En outre, la SAS Maguin apporte la preuve suffisante de sa communication à la SCA Cooperl au moment de l’acceptation de son offre commerciale. En effet, il ressort des pièces contractuelles que les conditions générales d’affaires étaient annexées à l’offre et à l’avenant acceptés par la SCA Cooperl et ainsi régulièrement soumises à la discussion des parties, peu important le fait qu’elles n’aient pas été paraphées par la SCA Cooperl.
La SA Axa France Iard souligne notamment à juste titre que le détail des rubriques du devis principal n°0084005 du 13 avril 2007, figurant en première page de l’offre fait mention de l’existence des conditions générales professionnelles d’affaires en fin de document, la rubrique IX en page 27 du contrat relative aux conditions commerciales mentionnant également au titre des conditions de vente que 'la présente offre est soumise à nos conditions générales d’affaires ci-jointes'.
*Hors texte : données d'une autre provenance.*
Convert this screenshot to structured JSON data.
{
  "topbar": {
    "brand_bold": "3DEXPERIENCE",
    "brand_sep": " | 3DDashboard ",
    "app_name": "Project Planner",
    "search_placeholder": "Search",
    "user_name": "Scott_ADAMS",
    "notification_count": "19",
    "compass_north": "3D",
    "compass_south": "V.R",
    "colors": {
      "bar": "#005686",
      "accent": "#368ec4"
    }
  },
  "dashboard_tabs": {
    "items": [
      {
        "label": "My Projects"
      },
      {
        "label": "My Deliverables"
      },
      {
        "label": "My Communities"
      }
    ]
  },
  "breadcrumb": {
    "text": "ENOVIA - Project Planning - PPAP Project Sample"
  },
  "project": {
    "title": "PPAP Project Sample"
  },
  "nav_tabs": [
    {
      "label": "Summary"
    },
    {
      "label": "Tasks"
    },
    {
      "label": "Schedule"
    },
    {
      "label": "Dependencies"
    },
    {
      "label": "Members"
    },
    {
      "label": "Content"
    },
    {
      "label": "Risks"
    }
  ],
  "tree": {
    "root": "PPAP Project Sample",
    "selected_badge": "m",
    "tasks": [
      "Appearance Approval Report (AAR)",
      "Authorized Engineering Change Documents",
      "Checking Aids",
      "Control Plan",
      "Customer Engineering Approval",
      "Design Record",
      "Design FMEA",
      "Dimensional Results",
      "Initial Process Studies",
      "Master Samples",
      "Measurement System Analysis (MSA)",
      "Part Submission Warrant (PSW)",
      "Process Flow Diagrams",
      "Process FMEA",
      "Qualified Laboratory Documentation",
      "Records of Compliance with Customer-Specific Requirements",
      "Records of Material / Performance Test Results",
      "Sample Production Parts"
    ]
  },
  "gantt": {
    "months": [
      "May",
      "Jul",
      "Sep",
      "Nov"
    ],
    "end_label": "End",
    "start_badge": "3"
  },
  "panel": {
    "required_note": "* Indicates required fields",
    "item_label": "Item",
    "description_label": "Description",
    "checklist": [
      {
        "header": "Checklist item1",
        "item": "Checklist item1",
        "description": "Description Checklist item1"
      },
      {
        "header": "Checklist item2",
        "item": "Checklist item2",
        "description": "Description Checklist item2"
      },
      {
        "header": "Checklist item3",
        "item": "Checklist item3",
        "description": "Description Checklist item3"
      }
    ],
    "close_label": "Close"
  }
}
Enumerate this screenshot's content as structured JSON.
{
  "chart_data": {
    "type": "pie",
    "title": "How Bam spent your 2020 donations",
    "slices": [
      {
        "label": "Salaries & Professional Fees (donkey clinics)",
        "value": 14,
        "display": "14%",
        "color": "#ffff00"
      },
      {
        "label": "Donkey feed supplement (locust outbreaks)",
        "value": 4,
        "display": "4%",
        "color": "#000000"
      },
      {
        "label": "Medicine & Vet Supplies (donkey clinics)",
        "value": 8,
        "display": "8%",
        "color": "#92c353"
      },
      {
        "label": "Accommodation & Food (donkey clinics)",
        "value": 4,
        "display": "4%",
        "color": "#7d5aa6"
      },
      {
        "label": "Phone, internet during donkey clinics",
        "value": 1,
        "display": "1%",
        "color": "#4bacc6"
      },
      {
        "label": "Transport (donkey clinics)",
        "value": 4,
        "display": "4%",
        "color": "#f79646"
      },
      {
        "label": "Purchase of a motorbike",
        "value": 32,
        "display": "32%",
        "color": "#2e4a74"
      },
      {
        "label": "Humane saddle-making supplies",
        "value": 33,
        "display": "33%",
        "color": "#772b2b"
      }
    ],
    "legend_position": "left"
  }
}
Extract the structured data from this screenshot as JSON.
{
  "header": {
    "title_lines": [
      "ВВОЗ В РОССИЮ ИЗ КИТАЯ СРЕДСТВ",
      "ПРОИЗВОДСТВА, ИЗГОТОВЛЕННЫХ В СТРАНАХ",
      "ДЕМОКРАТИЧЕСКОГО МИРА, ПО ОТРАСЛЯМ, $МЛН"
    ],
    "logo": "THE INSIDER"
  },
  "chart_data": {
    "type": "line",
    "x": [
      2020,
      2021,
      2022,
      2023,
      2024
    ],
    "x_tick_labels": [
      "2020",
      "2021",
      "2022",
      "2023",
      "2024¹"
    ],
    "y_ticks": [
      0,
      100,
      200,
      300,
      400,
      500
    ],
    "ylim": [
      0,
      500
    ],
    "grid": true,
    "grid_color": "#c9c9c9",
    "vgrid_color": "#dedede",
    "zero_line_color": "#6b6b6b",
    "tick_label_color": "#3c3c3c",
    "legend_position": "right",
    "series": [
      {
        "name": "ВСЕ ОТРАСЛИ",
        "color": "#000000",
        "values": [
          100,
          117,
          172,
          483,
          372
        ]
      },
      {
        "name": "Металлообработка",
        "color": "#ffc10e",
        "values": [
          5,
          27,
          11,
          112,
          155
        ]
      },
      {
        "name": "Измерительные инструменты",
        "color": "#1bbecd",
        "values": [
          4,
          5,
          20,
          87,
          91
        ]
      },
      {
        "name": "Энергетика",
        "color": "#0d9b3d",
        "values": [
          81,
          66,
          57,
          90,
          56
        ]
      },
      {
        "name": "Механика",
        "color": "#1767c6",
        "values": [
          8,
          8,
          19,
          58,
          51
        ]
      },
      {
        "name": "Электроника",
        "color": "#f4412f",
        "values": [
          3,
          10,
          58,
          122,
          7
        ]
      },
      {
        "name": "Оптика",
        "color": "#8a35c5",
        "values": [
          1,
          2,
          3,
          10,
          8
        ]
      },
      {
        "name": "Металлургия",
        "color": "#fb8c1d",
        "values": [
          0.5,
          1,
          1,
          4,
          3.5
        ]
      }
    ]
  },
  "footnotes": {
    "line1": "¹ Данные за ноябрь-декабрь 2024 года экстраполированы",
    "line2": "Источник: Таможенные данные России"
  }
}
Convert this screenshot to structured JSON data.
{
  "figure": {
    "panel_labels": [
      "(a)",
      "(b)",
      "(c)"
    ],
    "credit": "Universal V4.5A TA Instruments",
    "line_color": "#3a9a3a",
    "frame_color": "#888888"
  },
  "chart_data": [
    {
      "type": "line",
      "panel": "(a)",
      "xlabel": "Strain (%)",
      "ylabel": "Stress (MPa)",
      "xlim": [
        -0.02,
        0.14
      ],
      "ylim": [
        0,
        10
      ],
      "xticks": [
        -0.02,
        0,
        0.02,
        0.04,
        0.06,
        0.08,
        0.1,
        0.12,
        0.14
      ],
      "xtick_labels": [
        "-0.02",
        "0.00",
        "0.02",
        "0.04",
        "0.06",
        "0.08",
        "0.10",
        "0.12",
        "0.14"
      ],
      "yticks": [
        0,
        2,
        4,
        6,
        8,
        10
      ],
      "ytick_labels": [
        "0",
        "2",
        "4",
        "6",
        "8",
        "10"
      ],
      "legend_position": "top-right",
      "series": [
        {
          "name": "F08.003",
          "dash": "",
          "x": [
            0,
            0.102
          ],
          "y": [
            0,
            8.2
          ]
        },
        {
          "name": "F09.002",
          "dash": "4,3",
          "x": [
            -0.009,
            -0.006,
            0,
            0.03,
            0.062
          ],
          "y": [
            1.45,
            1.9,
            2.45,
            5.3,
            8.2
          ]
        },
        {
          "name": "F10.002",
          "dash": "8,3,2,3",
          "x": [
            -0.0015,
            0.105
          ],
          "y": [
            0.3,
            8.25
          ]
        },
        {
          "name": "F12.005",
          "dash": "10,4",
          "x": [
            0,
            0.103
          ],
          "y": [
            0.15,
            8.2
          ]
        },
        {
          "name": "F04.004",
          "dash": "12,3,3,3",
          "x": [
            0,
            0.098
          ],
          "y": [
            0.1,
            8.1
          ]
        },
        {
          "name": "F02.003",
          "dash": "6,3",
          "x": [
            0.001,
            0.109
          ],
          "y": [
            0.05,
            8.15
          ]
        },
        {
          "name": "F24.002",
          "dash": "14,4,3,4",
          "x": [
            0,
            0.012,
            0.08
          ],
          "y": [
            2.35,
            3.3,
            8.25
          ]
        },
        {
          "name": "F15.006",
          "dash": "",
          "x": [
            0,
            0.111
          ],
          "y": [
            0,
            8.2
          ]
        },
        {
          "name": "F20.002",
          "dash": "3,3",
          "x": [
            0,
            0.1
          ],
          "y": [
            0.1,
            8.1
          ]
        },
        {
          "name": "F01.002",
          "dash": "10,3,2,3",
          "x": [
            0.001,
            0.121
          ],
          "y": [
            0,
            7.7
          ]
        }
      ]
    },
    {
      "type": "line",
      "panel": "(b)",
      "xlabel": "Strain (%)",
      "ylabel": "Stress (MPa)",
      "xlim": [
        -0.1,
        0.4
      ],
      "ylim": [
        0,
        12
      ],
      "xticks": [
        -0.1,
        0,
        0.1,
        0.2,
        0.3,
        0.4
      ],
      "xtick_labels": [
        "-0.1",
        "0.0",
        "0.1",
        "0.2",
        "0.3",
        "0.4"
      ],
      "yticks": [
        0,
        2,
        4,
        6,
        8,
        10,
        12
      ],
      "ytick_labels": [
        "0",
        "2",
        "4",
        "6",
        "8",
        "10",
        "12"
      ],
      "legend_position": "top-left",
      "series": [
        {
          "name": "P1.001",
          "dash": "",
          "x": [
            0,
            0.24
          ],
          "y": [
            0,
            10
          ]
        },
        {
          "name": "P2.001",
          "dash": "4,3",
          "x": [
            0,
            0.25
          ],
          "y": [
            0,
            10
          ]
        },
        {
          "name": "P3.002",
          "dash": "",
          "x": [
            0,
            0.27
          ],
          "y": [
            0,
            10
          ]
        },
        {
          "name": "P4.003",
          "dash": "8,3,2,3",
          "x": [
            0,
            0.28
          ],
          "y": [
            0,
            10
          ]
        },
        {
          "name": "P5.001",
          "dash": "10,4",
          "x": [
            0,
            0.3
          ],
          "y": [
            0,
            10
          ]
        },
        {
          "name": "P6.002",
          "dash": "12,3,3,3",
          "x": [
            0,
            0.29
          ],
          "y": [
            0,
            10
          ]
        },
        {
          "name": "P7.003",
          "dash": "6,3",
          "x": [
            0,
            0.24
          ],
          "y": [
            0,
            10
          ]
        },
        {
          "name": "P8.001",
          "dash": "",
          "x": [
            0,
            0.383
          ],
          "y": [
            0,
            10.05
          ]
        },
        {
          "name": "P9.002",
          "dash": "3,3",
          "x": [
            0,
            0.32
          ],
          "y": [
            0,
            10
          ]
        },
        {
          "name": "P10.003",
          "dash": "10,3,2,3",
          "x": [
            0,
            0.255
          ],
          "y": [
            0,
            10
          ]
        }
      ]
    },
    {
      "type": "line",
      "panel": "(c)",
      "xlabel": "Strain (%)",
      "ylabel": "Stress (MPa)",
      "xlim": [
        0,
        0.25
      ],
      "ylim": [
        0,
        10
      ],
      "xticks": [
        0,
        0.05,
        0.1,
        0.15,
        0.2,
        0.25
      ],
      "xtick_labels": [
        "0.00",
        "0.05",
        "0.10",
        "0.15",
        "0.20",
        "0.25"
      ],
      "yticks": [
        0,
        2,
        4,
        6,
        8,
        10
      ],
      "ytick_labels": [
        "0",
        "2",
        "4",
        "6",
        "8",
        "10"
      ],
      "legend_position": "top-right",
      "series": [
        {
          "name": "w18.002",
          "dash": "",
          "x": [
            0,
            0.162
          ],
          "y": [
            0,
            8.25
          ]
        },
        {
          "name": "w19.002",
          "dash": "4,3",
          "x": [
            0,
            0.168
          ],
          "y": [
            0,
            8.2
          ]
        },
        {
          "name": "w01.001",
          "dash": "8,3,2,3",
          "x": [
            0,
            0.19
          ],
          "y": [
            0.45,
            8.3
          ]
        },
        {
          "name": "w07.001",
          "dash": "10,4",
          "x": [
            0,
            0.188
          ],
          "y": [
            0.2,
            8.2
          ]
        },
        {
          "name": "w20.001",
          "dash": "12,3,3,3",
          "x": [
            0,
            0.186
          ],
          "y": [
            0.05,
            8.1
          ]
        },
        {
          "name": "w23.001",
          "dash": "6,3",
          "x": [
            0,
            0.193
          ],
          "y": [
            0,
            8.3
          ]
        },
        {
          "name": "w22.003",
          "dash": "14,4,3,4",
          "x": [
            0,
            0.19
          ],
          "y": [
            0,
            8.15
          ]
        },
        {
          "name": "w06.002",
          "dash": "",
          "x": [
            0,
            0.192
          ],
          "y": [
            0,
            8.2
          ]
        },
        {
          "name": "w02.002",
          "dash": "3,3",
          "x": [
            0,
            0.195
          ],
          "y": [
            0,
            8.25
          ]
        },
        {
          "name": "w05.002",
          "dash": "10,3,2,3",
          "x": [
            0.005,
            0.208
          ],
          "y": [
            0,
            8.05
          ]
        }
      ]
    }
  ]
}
Le fait que la SCA Cooperl se soit contentée pour accepter l’offre commerciale de la SAS Maguin de lui faxer le 26 avril 2007 la page 26 du contrat avec 'un bon pour accord pour la somme de 1 945 000 euros’ ne suffit pas à démontrer qu’elle n’a pas eu connaissance de l’entier contrat et de ses annexes, étant observé qu’elle ne conteste pas avoir eu connaissance de la page 27 précédemment évoquée.
Il sera également relevé que l’avenant n°071T12 du 5 septembre 2007 versé aux débats par la SAS Maguin, se présente sous la même forme, la page 14 de l’offre relative aux conditions commerciales renvoyant aux conditions générales d’affaires jointes. Cet avenant d’un coût de 394 000 euros a également été accepté par la SCA Cooperl par l’apposition d’un bon pour accord sur la 13e page le 12 septembre 2007.
En acceptant ainsi les offres commerciales, la SCA Cooperl a nécessairement accepté les conditions générales d’affaires jointes en annexe dont elle ne peut prétendre pour les motifs évoqués ne pas avoir eu communication, étant observé ainsi que l’ont à juste titre relevé les premiers juges qu’au regard de l’importance stratégique et financière du contrat, la SCA Cooperl présentée par Monsieur Z, sapiteur assistant l’expert judiciaire, comme étant l’un des cinq plus importants groupes européens dans son domaine avec 3 300 salariés, 2 000 éleveurs adhérents et un chiffre d’affaires de 1,7 milliard d’euros, a nécessairement un service juridique et commercial conséquent qui n’aurait pas manqué de réclamer les conditions générales d’affaires auxquelles les deux offres font référence dans l’hypothèse où celles-ci ne lui auraient pas été communiquées.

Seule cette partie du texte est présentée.